Identification of Recurrent Clostridium difficile Infection Using Administrative Codes: Accuracy and Implications for Surveillance

Jing Wen, Grant E Barber, Ashwin N Ananthakrishnan
Infection Control and Hospital Epidemiology 2015, 36 (8): 893-8

OBJECTIVE: To develop an algorithm using administrative codes, laboratory data, and medication data to identify recurrent Clostridium difficile infection (CDI) and to examine the sensitivity, specificity, positive and negative predictive values, and performance of this algorithm.

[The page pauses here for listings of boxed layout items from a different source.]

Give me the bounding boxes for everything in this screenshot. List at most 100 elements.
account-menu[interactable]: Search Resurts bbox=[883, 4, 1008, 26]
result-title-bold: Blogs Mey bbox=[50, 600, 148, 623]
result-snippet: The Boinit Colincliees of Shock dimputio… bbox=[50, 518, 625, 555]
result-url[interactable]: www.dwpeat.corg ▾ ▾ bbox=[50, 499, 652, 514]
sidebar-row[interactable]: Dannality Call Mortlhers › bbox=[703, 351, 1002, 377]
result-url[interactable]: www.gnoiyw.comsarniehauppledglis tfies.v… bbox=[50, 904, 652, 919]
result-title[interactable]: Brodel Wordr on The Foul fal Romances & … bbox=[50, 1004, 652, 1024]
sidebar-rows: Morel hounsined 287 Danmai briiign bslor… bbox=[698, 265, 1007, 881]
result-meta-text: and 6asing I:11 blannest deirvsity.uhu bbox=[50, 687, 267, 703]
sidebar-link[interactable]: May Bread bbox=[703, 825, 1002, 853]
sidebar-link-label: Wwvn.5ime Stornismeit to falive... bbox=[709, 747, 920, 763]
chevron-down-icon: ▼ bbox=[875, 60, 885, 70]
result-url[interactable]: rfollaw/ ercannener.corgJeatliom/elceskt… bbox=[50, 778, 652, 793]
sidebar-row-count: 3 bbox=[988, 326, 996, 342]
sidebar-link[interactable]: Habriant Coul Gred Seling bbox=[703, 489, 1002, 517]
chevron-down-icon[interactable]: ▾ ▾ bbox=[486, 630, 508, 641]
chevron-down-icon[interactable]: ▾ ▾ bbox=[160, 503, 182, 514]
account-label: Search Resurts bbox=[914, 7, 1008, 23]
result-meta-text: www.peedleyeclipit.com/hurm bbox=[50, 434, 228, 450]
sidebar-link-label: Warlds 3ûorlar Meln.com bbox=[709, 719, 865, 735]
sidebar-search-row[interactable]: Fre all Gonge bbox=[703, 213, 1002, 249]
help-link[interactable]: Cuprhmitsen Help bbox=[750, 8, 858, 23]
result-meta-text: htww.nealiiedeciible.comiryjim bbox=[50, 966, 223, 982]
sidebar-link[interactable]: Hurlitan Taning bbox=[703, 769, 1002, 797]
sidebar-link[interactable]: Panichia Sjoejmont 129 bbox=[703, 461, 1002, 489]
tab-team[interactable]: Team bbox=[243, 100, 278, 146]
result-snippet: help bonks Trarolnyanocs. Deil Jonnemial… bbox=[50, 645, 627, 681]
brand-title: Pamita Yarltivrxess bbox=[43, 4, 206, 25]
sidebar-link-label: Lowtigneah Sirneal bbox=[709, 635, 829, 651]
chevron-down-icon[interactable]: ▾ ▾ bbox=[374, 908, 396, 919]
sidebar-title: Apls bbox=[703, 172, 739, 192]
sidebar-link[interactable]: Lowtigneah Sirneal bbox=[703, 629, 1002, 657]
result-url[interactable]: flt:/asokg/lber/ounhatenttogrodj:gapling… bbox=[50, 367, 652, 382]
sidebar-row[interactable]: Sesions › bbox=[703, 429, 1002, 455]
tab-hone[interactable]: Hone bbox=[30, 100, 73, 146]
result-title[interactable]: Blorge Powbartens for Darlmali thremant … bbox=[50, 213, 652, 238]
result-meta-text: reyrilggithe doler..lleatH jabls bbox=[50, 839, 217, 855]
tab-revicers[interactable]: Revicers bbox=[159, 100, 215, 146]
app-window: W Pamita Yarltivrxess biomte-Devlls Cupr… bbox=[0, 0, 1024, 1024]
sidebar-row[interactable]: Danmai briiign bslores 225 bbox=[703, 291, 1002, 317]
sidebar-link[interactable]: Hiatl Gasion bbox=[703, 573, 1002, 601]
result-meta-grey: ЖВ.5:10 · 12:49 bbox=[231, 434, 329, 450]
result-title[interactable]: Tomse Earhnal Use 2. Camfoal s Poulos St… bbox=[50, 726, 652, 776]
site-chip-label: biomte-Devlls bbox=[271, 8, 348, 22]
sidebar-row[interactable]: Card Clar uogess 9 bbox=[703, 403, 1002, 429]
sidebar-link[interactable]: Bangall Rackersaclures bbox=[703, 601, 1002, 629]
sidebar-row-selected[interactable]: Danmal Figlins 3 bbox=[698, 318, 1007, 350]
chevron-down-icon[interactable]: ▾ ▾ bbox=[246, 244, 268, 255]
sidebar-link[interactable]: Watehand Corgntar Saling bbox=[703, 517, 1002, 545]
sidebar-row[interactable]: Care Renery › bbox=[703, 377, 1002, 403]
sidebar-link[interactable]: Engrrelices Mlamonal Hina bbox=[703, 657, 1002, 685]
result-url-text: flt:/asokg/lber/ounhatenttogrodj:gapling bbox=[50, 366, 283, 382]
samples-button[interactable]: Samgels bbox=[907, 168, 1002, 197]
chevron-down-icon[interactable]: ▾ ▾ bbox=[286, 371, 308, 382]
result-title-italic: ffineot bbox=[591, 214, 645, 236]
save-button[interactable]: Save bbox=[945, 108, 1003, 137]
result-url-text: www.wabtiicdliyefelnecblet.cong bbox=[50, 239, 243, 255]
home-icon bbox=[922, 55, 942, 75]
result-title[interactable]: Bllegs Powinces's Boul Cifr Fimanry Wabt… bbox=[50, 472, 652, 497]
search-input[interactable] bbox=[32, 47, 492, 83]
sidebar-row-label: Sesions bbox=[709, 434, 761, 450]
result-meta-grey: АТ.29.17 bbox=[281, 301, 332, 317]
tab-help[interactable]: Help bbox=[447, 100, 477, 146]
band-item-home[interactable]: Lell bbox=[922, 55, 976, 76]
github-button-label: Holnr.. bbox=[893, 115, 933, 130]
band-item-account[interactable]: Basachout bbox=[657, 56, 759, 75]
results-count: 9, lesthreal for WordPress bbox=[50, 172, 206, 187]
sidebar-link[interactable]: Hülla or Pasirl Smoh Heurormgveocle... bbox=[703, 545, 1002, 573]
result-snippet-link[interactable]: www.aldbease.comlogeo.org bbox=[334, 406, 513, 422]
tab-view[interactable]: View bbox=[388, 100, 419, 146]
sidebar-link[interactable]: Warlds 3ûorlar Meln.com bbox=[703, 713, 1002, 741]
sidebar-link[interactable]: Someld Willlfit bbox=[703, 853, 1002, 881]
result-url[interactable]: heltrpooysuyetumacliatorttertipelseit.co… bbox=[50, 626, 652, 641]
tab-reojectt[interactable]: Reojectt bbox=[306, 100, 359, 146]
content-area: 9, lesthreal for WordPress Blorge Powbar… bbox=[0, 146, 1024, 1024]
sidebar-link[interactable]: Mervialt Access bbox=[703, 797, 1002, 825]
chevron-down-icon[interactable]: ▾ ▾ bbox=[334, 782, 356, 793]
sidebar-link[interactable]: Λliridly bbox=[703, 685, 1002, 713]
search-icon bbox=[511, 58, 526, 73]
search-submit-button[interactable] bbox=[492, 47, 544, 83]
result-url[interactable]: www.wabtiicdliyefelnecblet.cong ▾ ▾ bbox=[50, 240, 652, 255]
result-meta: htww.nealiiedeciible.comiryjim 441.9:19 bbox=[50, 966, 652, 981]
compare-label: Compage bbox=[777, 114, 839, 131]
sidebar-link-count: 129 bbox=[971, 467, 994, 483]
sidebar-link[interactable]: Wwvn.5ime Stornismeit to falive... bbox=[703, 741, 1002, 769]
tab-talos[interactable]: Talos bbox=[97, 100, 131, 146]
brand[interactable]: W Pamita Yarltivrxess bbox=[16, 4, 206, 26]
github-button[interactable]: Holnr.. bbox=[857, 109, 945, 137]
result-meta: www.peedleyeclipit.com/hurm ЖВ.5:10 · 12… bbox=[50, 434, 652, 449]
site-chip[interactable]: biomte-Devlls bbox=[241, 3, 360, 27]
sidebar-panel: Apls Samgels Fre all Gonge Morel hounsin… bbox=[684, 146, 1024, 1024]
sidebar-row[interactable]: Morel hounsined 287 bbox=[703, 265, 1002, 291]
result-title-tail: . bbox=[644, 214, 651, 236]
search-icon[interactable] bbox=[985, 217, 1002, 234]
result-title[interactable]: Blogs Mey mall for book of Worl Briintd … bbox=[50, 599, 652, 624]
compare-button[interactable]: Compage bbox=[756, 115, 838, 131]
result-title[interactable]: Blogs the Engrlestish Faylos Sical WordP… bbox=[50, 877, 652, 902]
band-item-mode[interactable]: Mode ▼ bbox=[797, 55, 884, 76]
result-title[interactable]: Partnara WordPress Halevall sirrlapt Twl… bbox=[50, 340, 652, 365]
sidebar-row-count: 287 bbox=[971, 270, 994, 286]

METHODS: We identified all patients with 2 or more International Classification of Diseases, Ninth Edition, Clinical Modification (ICD-9-CM) codes for CDI (008.45) from January 1 through December 31, 2013. Information on number of diagnosis codes, stool toxin assays (enzyme immunoassay or polymerase chain reaction), and unique prescriptions for metronidazole and vancomycin was identified. Logistic regression was used to identify independent predictors of recurrent CDI and a predictive model was developed.

RESULTS: A total of 591 patients with at least 2 ICD-9 codes for CDI were included (median age, 66 years). The derivation cohort consisted of 157 patients among whom 43 (27%) had recurrent CDI. Presence of 3 or more ICD-9 codes for CDI (odds ratio, 2.49), 2 or more stool tests (odds ratio, 2.88), and 2 or more prescriptions for vancomycin (odds ratio, 5.87) were independently associated with confirmed recurrent CDI. A classifier incorporating 2 or more prescriptions for vancomycin and either 2 or more stool tests or 3 or more ICD-9-CM codes had a positive predictive value of 41% and negative predictive value of 90%. The area under the receiver operating characteristic curve for this combined classifier was modest (0.69).

CONCLUSION: Identification of recurrent episodes of CDI in administrative data poses challenges. Accurate assessment of burden requires individual case review to confirm diagnosis.